今回の裁定結果はあくまでも「ワリエワが意図的にアンチ・ドーピング規則違反を犯さなかったことを証明できなかった」ということであり、「ワリエワが意図的にアンチ・ドーピング規則違反を犯した」ということではないことに留意する必要があります。
裁定結果を読んでいて、最も印象的だったのが以下の文章です。この箇所は私がこの事件に感じている気持ちを表現しているものでした。それは、確かに彼女が述べている事柄は真実かもしれない。しかし、彼女が述べている事柄を裏付けるための証拠があまりにも足りなさすぎるということです。
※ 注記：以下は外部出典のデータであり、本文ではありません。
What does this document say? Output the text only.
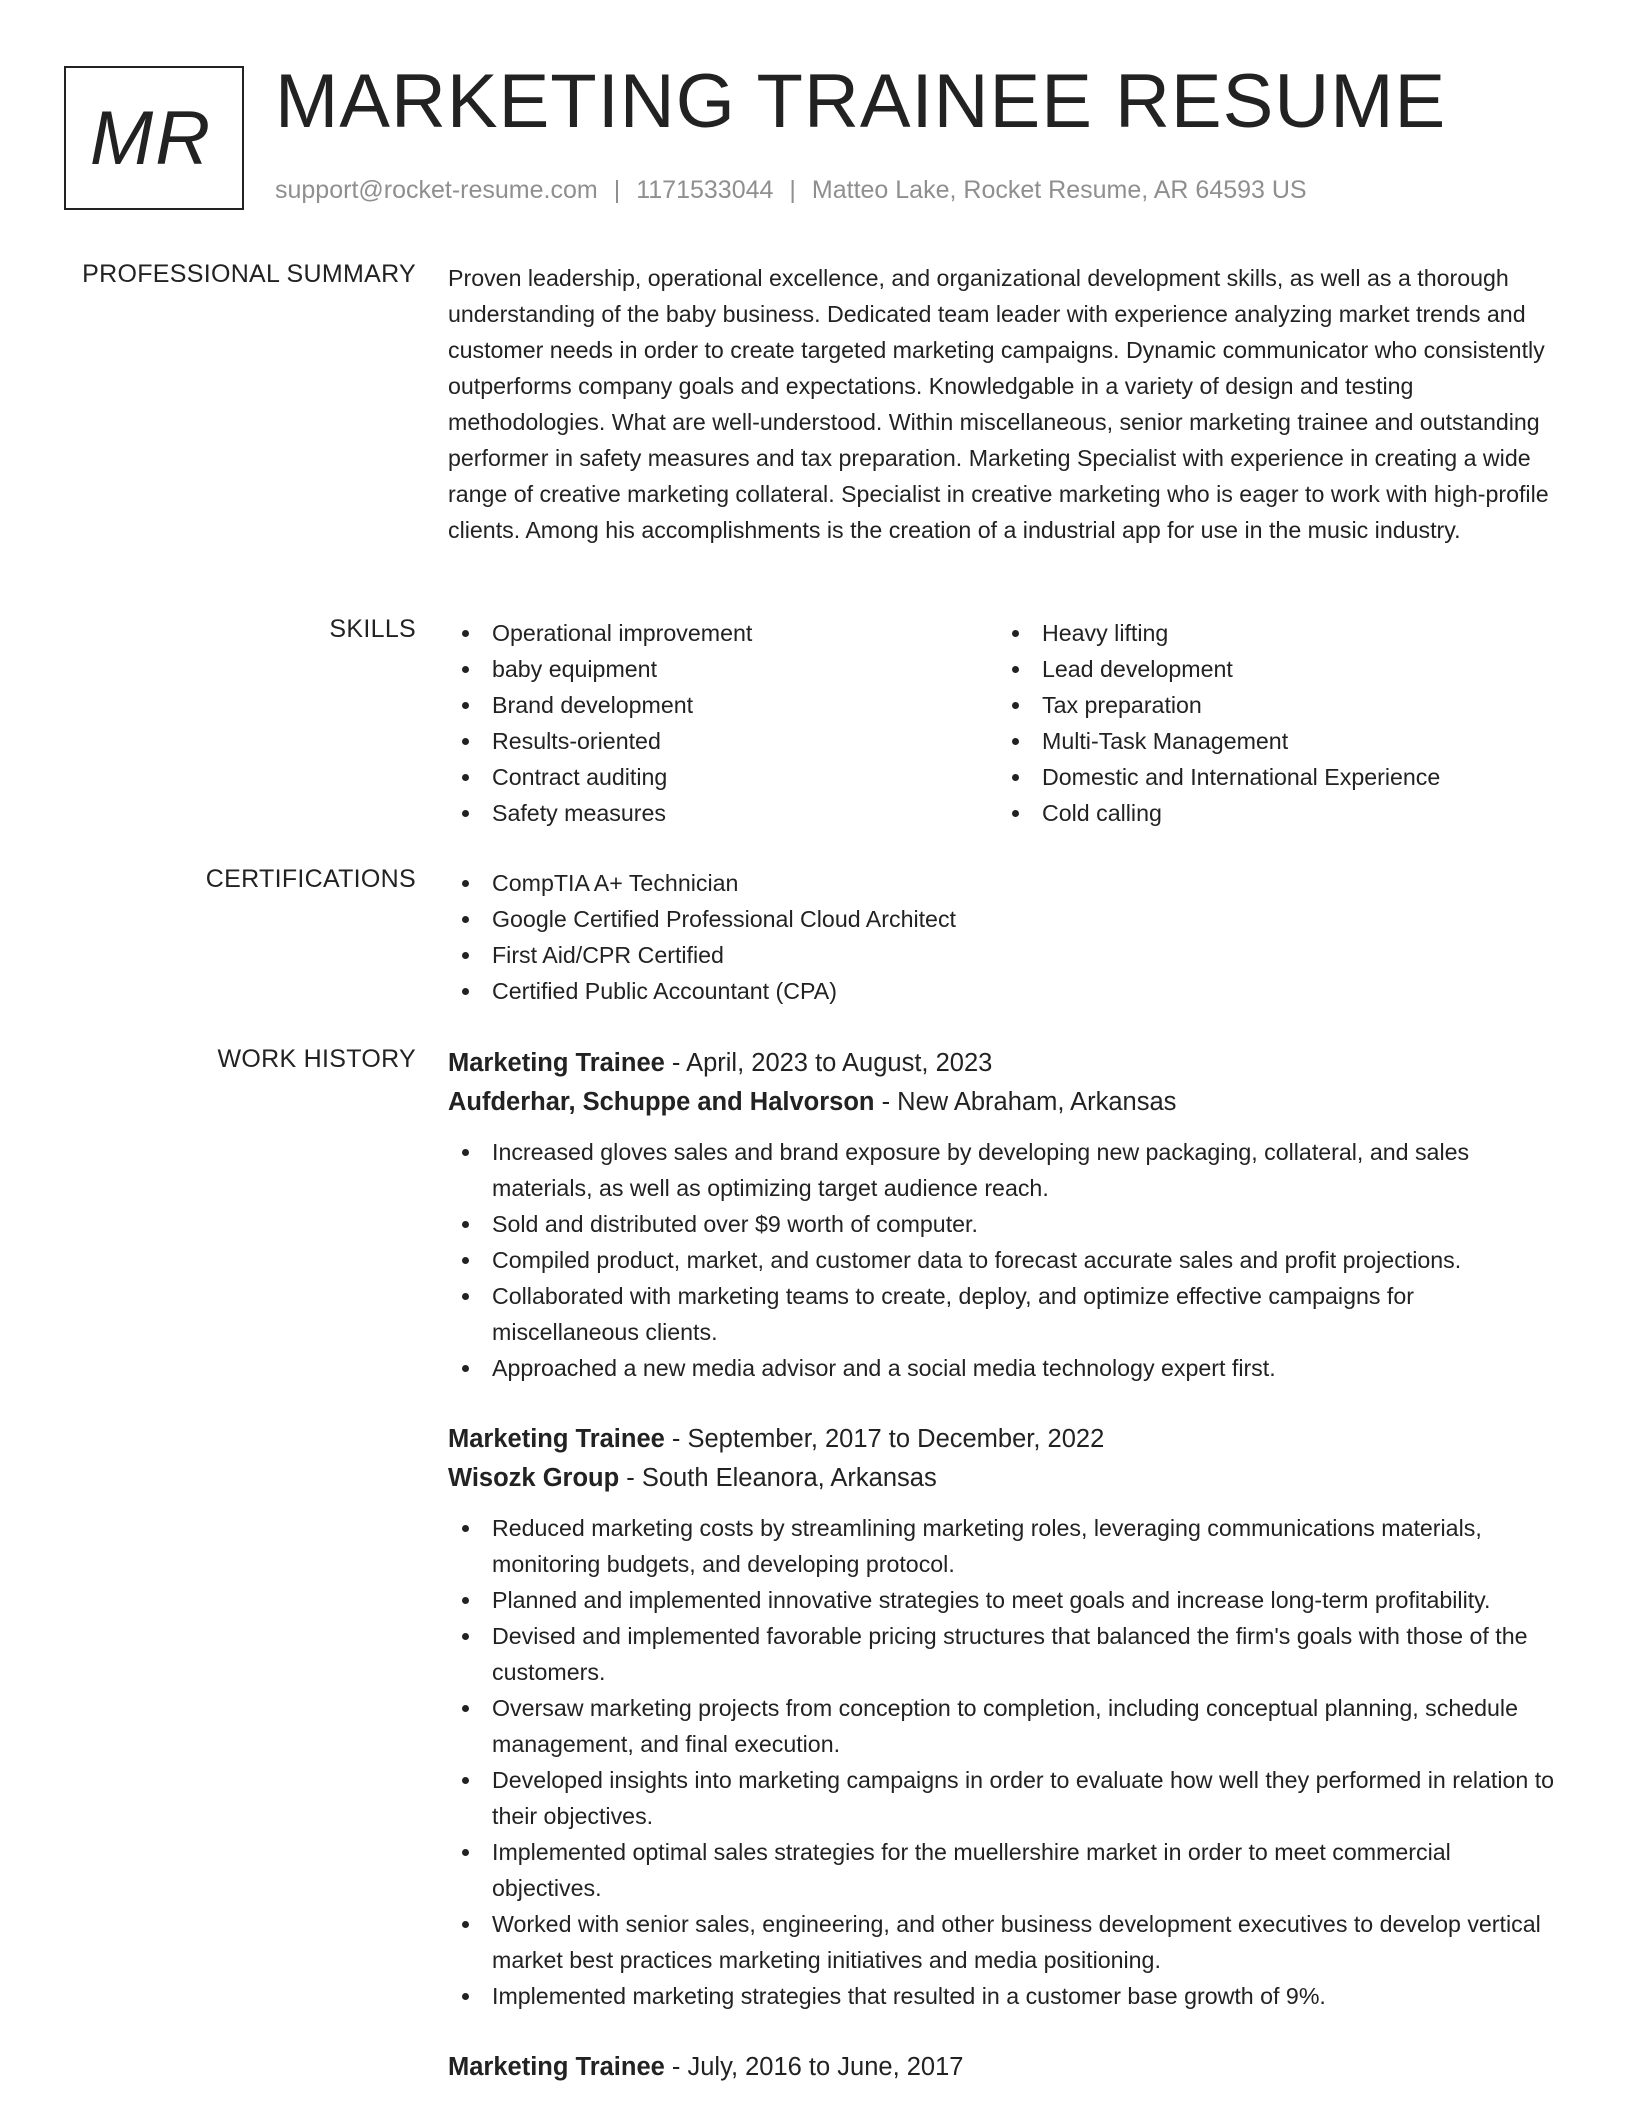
MR MARKETING TRAINEE RESUME
support@rocket-resume.com | 1171533044 | Matteo Lake, Rocket Resume, AR 64593 US
PROFESSIONAL SUMMARY Proven leadership, operational excellence, and organizational development skills, as well as a thorough understanding of the baby business. Dedicated team leader with experience analyzing market trends and customer needs in order to create targeted marketing campaigns. Dynamic communicator who consistently outperforms company goals and expectations. Knowledgable in a variety of design and testing methodologies. What are well-understood. Within miscellaneous, senior marketing trainee and outstanding performer in safety measures and tax preparation. Marketing Specialist with experience in creating a wide range of creative marketing collateral. Specialist in creative marketing who is eager to work with high-profile clients. Among his accomplishments is the creation of a industrial app for use in the music industry.

SKILLS	Operational improvement
baby equipment
Brand development
Results-oriented
Contract auditing
Safety measures
Heavy lifting
Lead development
Tax preparation
Multi-Task Management
Domestic and International Experience
Cold calling
CERTIFICATIONS	CompTIA A+ Technician
Google Certified Professional Cloud Architect
First Aid/CPR Certified
Certified Public Accountant (CPA)
WORK HISTORY Marketing Trainee - April, 2023 to August, 2023
Aufderhar, Schuppe and Halvorson - New Abraham, Arkansas
Increased gloves sales and brand exposure by developing new packaging, collateral, and sales materials, as well as optimizing target audience reach.
Sold and distributed over $9 worth of computer.
Compiled product, market, and customer data to forecast accurate sales and profit projections.
Collaborated with marketing teams to create, deploy, and optimize effective campaigns for miscellaneous clients.
Approached a new media advisor and a social media technology expert first.
Marketing Trainee - September, 2017 to December, 2022
Wisozk Group - South Eleanora, Arkansas
Reduced marketing costs by streamlining marketing roles, leveraging communications materials, monitoring budgets, and developing protocol.
Planned and implemented innovative strategies to meet goals and increase long-term profitability.
Devised and implemented favorable pricing structures that balanced the firm's goals with those of the customers.
Oversaw marketing projects from conception to completion, including conceptual planning, schedule management, and final execution.
Developed insights into marketing campaigns in order to evaluate how well they performed in relation to their objectives.
Implemented optimal sales strategies for the muellershire market in order to meet commercial objectives.
Worked with senior sales, engineering, and other business development executives to develop vertical market best practices marketing initiatives and media positioning.
Implemented marketing strategies that resulted in a customer base growth of 9%.
Marketing Trainee - July, 2016 to June, 2017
彼女(カミラ・ワリエワ)は正直で率直、信頼できる証人であり、彼女の無実の主張が信じられるとパネルは感じました。彼女は明らかに知的で話のうまい若い女性です。それにもかかわらず、これらの主張だけでは、彼女が故意にアンチ・ドーピング規則違反(ADRV)を犯さなかったことを示すという彼女の負担を免れるには明らかに不十分です。これは、アスリートが禁止された物質を故意に摂取しなかったという声明だけでは、ADRVが故意に行われなかったと結論付けるにはあまりにも脆弱な根拠であるというケースの1つです。
一方で、本人の責任によらない事情で体内に禁止物質が入ったのであれば、それを本人の責任によらない事情であるということを説明するための証拠を提示するのは非常に難しいことであるようにも感じました。今後、このようなことが起こらないことを切に願うばかりです。